Comment concilier le maintien des chœurs et la participation de l’assemblée?
Il faut un équilibre des tendances, de manière à exploiter l’ensemble de la musique sacrée. A la cathédrale de Sion, nous essayons de le faire depuis quinze ans. Nous varions les formules tous les quatre dimanches, en alternant, d’un côté, le répertoire baroque, romantique, cantates de Bach et grégorien, tout en permettant, de l’autre, à l’assemblée de participer à chaque fois.
Comment voyez-vous l’avenir de la musique sacrée ?
C’est une question difficile. On observe un désintérêt progressif pour la chose religieuse et une diminution des croyants.
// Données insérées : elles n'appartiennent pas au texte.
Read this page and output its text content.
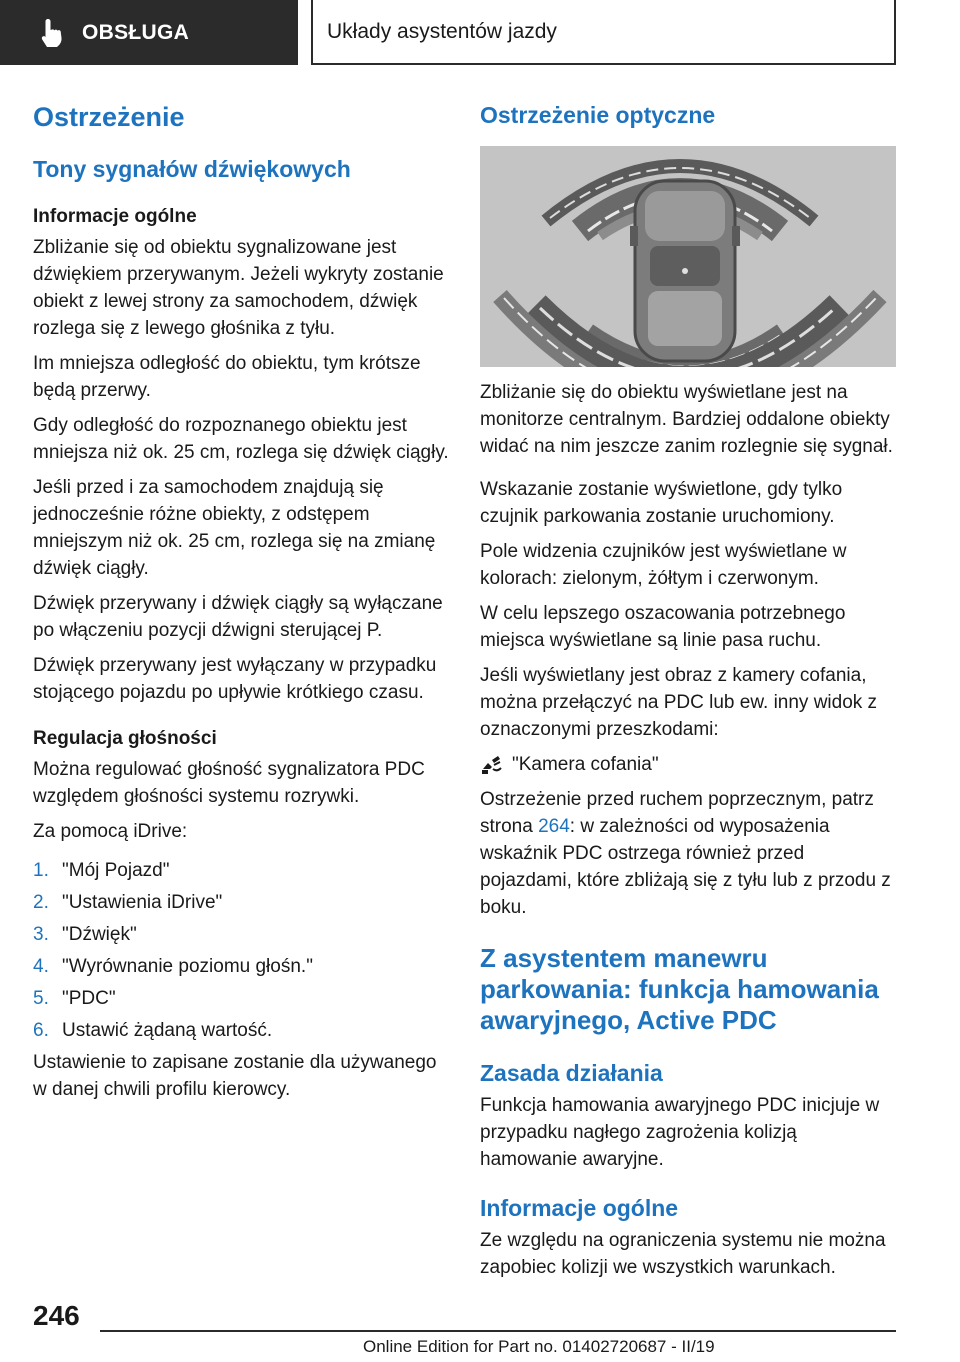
OBSŁUGA	Układy asystentów jazdy
Ostrzeżenie
Tony sygnałów dźwiękowych
Informacje ogólne
Zbliżanie się od obiektu sygnalizowane jest dźwiękiem przerywanym. Jeżeli wykryty zostanie obiekt z lewej strony za samochodem, dźwięk rozlega się z lewego głośnika z tyłu.
Im mniejsza odległość do obiektu, tym krótsze będą przerwy.
Gdy odległość do rozpoznanego obiektu jest mniejsza niż ok. 25 cm, rozlega się dźwięk ciągły.
Jeśli przed i za samochodem znajdują się jednocześnie różne obiekty, z odstępem mniejszym niż ok. 25 cm, rozlega się na zmianę dźwięk ciągły.
Dźwięk przerywany i dźwięk ciągły są wyłączane po włączeniu pozycji dźwigni sterującej P.
Dźwięk przerywany jest wyłączany w przypadku stojącego pojazdu po upływie krótkiego czasu.
Regulacja głośności
Można regulować głośność sygnalizatora PDC względem głośności systemu rozrywki.
Za pomocą iDrive:
1. "Mój Pojazd"
2. "Ustawienia iDrive"
3. "Dźwięk"
4. "Wyrównanie poziomu głośn."
5. "PDC"
6. Ustawić żądaną wartość.
Ustawienie to zapisane zostanie dla używanego w danej chwili profilu kierowcy.
Ostrzeżenie optyczne
Zbliżanie się do obiektu wyświetlane jest na monitorze centralnym. Bardziej oddalone obiekty widać na nim jeszcze zanim rozlegnie się sygnał.
Wskazanie zostanie wyświetlone, gdy tylko czujnik parkowania zostanie uruchomiony.
Pole widzenia czujników jest wyświetlane w kolorach: zielonym, żółtym i czerwonym.
W celu lepszego oszacowania potrzebnego miejsca wyświetlane są linie pasa ruchu.
Jeśli wyświetlany jest obraz z kamery cofania, można przełączyć na PDC lub ew. inny widok z oznaczonymi przeszkodami:
"Kamera cofania"
Ostrzeżenie przed ruchem poprzecznym, patrz strona 264: w zależności od wyposażenia wskaźnik PDC ostrzega również przed pojazdami, które zbliżają się z tyłu lub z przodu z boku.
Z asystentem manewru parkowania: funkcja hamowania awaryjnego, Active PDC
Zasada działania
Funkcja hamowania awaryjnego PDC inicjuje w przypadku nagłego zagrożenia kolizją hamowanie awaryjne.
Informacje ogólne
Ze względu na ograniczenia systemu nie można zapobiec kolizji we wszystkich warunkach.
246
Online Edition for Part no. 01402720687 - II/19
J’aurais tendance à miser sur une triple qualité: de la musique, de son exécution et de son élévation spirituelle. Ce qui signifie aussi rétribuer les musiciens.
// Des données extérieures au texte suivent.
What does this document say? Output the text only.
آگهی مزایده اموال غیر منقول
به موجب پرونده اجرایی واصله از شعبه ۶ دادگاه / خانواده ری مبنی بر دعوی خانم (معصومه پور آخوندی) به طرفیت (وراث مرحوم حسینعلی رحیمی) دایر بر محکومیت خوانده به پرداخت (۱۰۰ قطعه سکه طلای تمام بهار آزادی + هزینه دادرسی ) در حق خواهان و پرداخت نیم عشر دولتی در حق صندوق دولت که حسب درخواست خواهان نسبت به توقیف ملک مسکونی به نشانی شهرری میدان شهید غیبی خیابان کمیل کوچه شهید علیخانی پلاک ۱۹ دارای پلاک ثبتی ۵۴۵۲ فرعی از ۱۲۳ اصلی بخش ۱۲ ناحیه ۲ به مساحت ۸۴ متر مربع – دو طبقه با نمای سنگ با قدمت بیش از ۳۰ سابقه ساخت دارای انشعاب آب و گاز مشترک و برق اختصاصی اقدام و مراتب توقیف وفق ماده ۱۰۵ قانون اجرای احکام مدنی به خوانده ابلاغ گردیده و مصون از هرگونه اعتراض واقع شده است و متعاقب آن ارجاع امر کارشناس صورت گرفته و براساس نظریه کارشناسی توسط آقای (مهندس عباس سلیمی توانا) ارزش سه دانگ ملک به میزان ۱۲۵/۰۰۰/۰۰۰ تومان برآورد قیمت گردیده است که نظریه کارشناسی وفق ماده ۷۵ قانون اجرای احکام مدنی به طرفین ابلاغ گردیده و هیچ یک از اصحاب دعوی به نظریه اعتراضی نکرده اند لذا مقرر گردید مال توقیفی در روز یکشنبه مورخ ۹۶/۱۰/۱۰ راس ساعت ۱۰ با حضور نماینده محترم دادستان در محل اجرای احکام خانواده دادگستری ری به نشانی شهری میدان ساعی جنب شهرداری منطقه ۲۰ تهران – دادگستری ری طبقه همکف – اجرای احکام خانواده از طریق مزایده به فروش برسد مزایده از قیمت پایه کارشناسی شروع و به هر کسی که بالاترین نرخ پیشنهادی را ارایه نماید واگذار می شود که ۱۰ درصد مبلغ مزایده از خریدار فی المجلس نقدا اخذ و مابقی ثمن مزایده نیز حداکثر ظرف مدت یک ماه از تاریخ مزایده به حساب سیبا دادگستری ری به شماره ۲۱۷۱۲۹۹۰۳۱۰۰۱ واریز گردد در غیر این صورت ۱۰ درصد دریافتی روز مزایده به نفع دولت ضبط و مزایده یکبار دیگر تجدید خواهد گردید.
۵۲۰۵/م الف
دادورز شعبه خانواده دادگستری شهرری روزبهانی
«Je ne peux pas demander le bénévolat à quelqu’un qui vit de la musique»
Vous envisagez donc une professionnalisation de la branche?
Oui, et la sécularisation constante de la société n’aide pas. Car si nous sommes soutenus pour l’organisation de concerts, y compris de musique sacrée, il est nettement plus difficile de trouver de l’argent pour une prestation liturgique. Heureusement, je peux compter sur des musiciens professionnels qui, parce qu’attirés par certains projets spirituels, acceptent de jouer le jeu et de se produire en-dessous du tarif syndiqué. Mais il est clair que je ne peux pas demander le bénévolat à quelqu’un qui vit de la musique.
Et le côté bénévole justement?
Une bonne partie des liturgies continuera à être assurée par des animateurs d’assemblée et des chœurs paroissiaux. Quand bien même on observe un renouvellement difficile des membres et surtout une diminution des connaissances musicales. Le déchiffrage des notes a disparu! Dans certaines classes d’école primaire, on n’utilise plus de partitions lorsqu’on apprend un chant.
La Fête de la musique de Sion s’est tenu le 17 juin dernier: pourquoi la cathédrale de Sion n’y a-t-elle pas participé?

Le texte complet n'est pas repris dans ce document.